The U.S. Securities and Exchange Commission has approved a rule change that could force broker-dealers affiliated with life insurers to register more offices as branch offices.[@@]
The SEC has approved a proposal by the National Association of Securities Dealers Inc., Washington, to change the NASD’s definition of the term “branch office.”
The NASD, a securities industry self-regulatory organization, requires member firms to register branch offices with it and pay a registration fee to cover the NASD’s supervision costs for those offices.
The NASD hopes to begin requiring member firms to abide by the new definition in early 2006, a few months after it deploys the new branch office features of its Central Registration Depository system, according to a copy of the SEC order that appears today in the Federal Register.
The NASD filed the first version of the proposed rule change in July 2003 and the final version last month.
The NASD has been defining as “any location identified by any means to the public or customers as a location at which member conducts an investment banking or securities business.”
The old definition exempts certain types of satellite locations, such as locations identified on business cards or in advertisements, as long as the member firm also gives the telephone number and address of the branch office that supervises the satellite location.

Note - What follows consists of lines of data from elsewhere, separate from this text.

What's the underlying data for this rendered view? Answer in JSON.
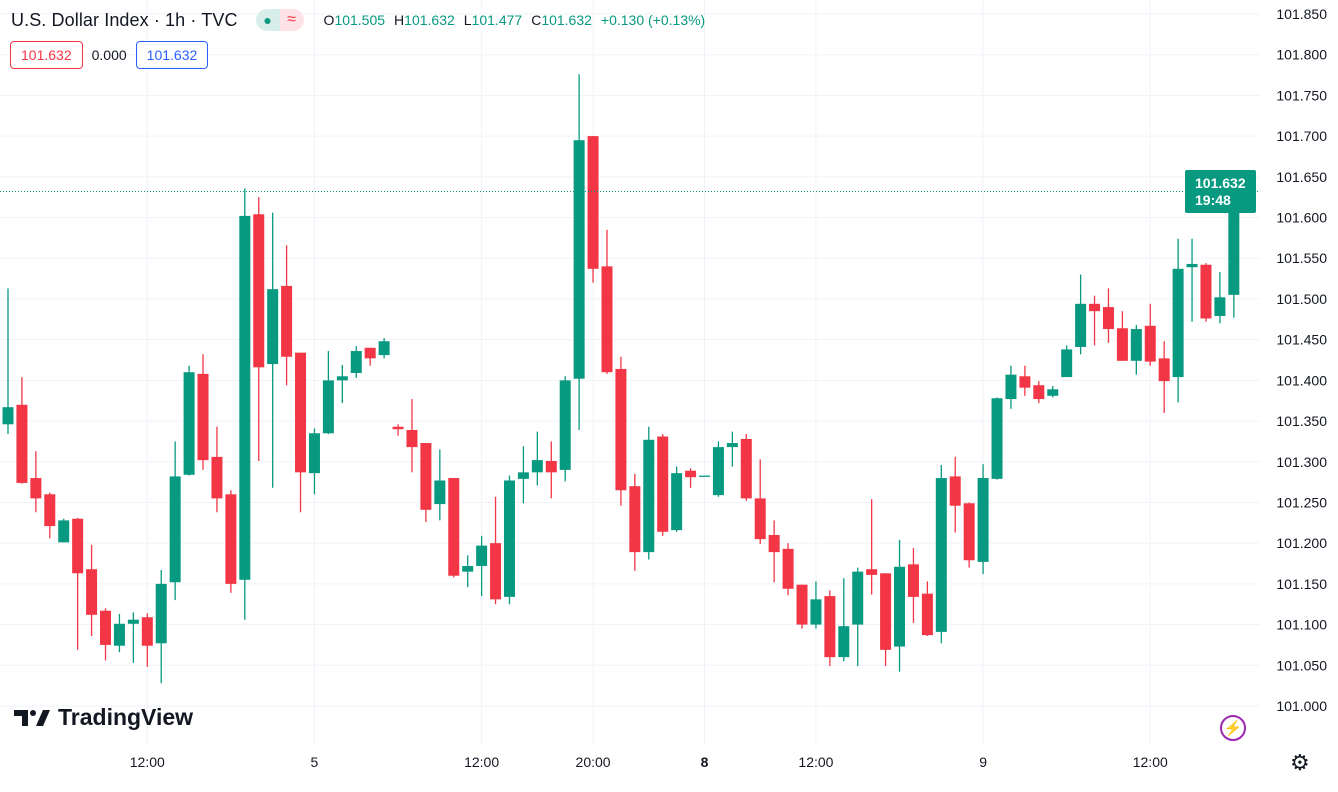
{
  "header": {
    "title": "U.S. Dollar Index · 1h · TVC",
    "status_dot": "●",
    "status_wave": "≈",
    "ohlc": {
      "o_label": "O",
      "o_value": "101.505",
      "h_label": "H",
      "h_value": "101.632",
      "l_label": "L",
      "l_value": "101.477",
      "c_label": "C",
      "c_value": "101.632",
      "change": "+0.130 (+0.13%)"
    },
    "sell_price": "101.632",
    "spread": "0.000",
    "buy_price": "101.632"
  },
  "price_tag": {
    "price": "101.632",
    "countdown": "19:48"
  },
  "logo_text": "TradingView",
  "icons": {
    "bolt": "⚡",
    "gear": "⚙"
  },
  "colors": {
    "up": "#089981",
    "down": "#F23645",
    "grid": "#f0f3fa",
    "text": "#131722"
  },
  "chart_data": {
    "type": "candlestick",
    "title": "U.S. Dollar Index · 1h · TVC",
    "ylim": [
      101.0,
      101.85
    ],
    "y_ticks": [
      "101.850",
      "101.800",
      "101.750",
      "101.700",
      "101.650",
      "101.600",
      "101.550",
      "101.500",
      "101.450",
      "101.400",
      "101.350",
      "101.300",
      "101.250",
      "101.200",
      "101.150",
      "101.100",
      "101.050",
      "101.000"
    ],
    "x_ticks": [
      {
        "index": 10,
        "label": "12:00",
        "bold": false
      },
      {
        "index": 22,
        "label": "5",
        "bold": false
      },
      {
        "index": 34,
        "label": "12:00",
        "bold": false
      },
      {
        "index": 42,
        "label": "20:00",
        "bold": false
      },
      {
        "index": 50,
        "label": "8",
        "bold": true
      },
      {
        "index": 58,
        "label": "12:00",
        "bold": false
      },
      {
        "index": 70,
        "label": "9",
        "bold": false
      },
      {
        "index": 82,
        "label": "12:00",
        "bold": false
      }
    ],
    "last_price": 101.632,
    "candles_ohlc": [
      [
        101.346,
        101.513,
        101.334,
        101.367
      ],
      [
        101.37,
        101.404,
        101.273,
        101.274
      ],
      [
        101.28,
        101.313,
        101.238,
        101.255
      ],
      [
        101.26,
        101.262,
        101.206,
        101.221
      ],
      [
        101.201,
        101.23,
        101.201,
        101.228
      ],
      [
        101.23,
        101.231,
        101.069,
        101.163
      ],
      [
        101.168,
        101.198,
        101.086,
        101.112
      ],
      [
        101.117,
        101.12,
        101.056,
        101.075
      ],
      [
        101.074,
        101.113,
        101.066,
        101.101
      ],
      [
        101.101,
        101.115,
        101.053,
        101.106
      ],
      [
        101.109,
        101.114,
        101.048,
        101.074
      ],
      [
        101.077,
        101.167,
        101.028,
        101.15
      ],
      [
        101.152,
        101.325,
        101.13,
        101.282
      ],
      [
        101.284,
        101.418,
        101.283,
        101.41
      ],
      [
        101.408,
        101.432,
        101.29,
        101.302
      ],
      [
        101.306,
        101.343,
        101.238,
        101.255
      ],
      [
        101.26,
        101.265,
        101.139,
        101.15
      ],
      [
        101.155,
        101.636,
        101.106,
        101.602
      ],
      [
        101.604,
        101.625,
        101.301,
        101.416
      ],
      [
        101.42,
        101.606,
        101.268,
        101.512
      ],
      [
        101.516,
        101.566,
        101.394,
        101.429
      ],
      [
        101.434,
        101.434,
        101.238,
        101.287
      ],
      [
        101.286,
        101.341,
        101.26,
        101.335
      ],
      [
        101.335,
        101.436,
        101.334,
        101.4
      ],
      [
        101.4,
        101.419,
        101.372,
        101.405
      ],
      [
        101.409,
        101.442,
        101.403,
        101.436
      ],
      [
        101.44,
        101.44,
        101.418,
        101.427
      ],
      [
        101.431,
        101.452,
        101.427,
        101.448
      ],
      [
        101.343,
        101.346,
        101.332,
        101.34
      ],
      [
        101.339,
        101.377,
        101.287,
        101.318
      ],
      [
        101.323,
        101.323,
        101.226,
        101.241
      ],
      [
        101.248,
        101.315,
        101.228,
        101.277
      ],
      [
        101.28,
        101.28,
        101.158,
        101.16
      ],
      [
        101.165,
        101.185,
        101.146,
        101.172
      ],
      [
        101.172,
        101.209,
        101.135,
        101.197
      ],
      [
        101.2,
        101.257,
        101.125,
        101.131
      ],
      [
        101.134,
        101.283,
        101.125,
        101.277
      ],
      [
        101.279,
        101.319,
        101.249,
        101.287
      ],
      [
        101.287,
        101.337,
        101.271,
        101.302
      ],
      [
        101.301,
        101.325,
        101.255,
        101.287
      ],
      [
        101.29,
        101.405,
        101.276,
        101.4
      ],
      [
        101.402,
        101.776,
        101.339,
        101.695
      ],
      [
        101.7,
        101.7,
        101.52,
        101.537
      ],
      [
        101.54,
        101.585,
        101.408,
        101.41
      ],
      [
        101.414,
        101.429,
        101.246,
        101.265
      ],
      [
        101.27,
        101.285,
        101.166,
        101.189
      ],
      [
        101.189,
        101.343,
        101.18,
        101.327
      ],
      [
        101.331,
        101.334,
        101.209,
        101.214
      ],
      [
        101.216,
        101.294,
        101.214,
        101.286
      ],
      [
        101.289,
        101.292,
        101.268,
        101.281
      ],
      [
        101.282,
        101.283,
        101.282,
        101.283
      ],
      [
        101.259,
        101.325,
        101.257,
        101.318
      ],
      [
        101.318,
        101.337,
        101.294,
        101.323
      ],
      [
        101.328,
        101.334,
        101.252,
        101.255
      ],
      [
        101.255,
        101.303,
        101.199,
        101.205
      ],
      [
        101.21,
        101.228,
        101.152,
        101.189
      ],
      [
        101.193,
        101.2,
        101.136,
        101.144
      ],
      [
        101.149,
        101.149,
        101.095,
        101.1
      ],
      [
        101.1,
        101.153,
        101.095,
        101.131
      ],
      [
        101.135,
        101.142,
        101.049,
        101.06
      ],
      [
        101.06,
        101.157,
        101.055,
        101.098
      ],
      [
        101.1,
        101.17,
        101.049,
        101.165
      ],
      [
        101.168,
        101.254,
        101.137,
        101.161
      ],
      [
        101.163,
        101.163,
        101.049,
        101.069
      ],
      [
        101.073,
        101.204,
        101.042,
        101.171
      ],
      [
        101.174,
        101.194,
        101.102,
        101.134
      ],
      [
        101.138,
        101.153,
        101.086,
        101.087
      ],
      [
        101.091,
        101.296,
        101.077,
        101.28
      ],
      [
        101.282,
        101.306,
        101.213,
        101.246
      ],
      [
        101.249,
        101.25,
        101.17,
        101.179
      ],
      [
        101.177,
        101.297,
        101.162,
        101.28
      ],
      [
        101.279,
        101.379,
        101.278,
        101.378
      ],
      [
        101.377,
        101.418,
        101.365,
        101.407
      ],
      [
        101.405,
        101.418,
        101.381,
        101.391
      ],
      [
        101.394,
        101.399,
        101.372,
        101.377
      ],
      [
        101.381,
        101.393,
        101.379,
        101.389
      ],
      [
        101.404,
        101.443,
        101.404,
        101.438
      ],
      [
        101.441,
        101.53,
        101.432,
        101.494
      ],
      [
        101.494,
        101.504,
        101.443,
        101.485
      ],
      [
        101.49,
        101.513,
        101.446,
        101.463
      ],
      [
        101.464,
        101.485,
        101.424,
        101.424
      ],
      [
        101.424,
        101.468,
        101.407,
        101.463
      ],
      [
        101.467,
        101.494,
        101.418,
        101.423
      ],
      [
        101.427,
        101.448,
        101.36,
        101.399
      ],
      [
        101.404,
        101.574,
        101.373,
        101.537
      ],
      [
        101.539,
        101.574,
        101.472,
        101.543
      ],
      [
        101.542,
        101.544,
        101.472,
        101.476
      ],
      [
        101.479,
        101.533,
        101.47,
        101.502
      ],
      [
        101.505,
        101.632,
        101.477,
        101.632
      ]
    ]
  }
}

The old NASD definition conflicts with the definitions used by the SEC and the New York Stock Exchange, and the NASD and the New York Stock Exchange have been working to come up with a single definition to increase the usefulness of the Central Registration Depository as a system for keeping track of branch offices and the reps associated with those offices, SEC officials write in a discussion of their order.
The NASD and New York Stock Exchange came up with definitions similar to the SEC definition, but the NASD left out a requirement that might have required member firms to register reps’ homes if the reps work in their homes at least 50 days a year.
The current version of the NASD definition leaves out the 50-day limit for reps’ use of homes as unregistered locations.
But reps might have to register their homes if they handle money or securities in their home offices, use their own electronic mail systems to communicate with their customers rather than the broker-dealers’ systems, or meet with customers in their homes.
The NASD exempts satellite locations other than homes if reps use those locations for fewer than 30 business days per year or effect fewer than 25 securities transactions at those locations per year.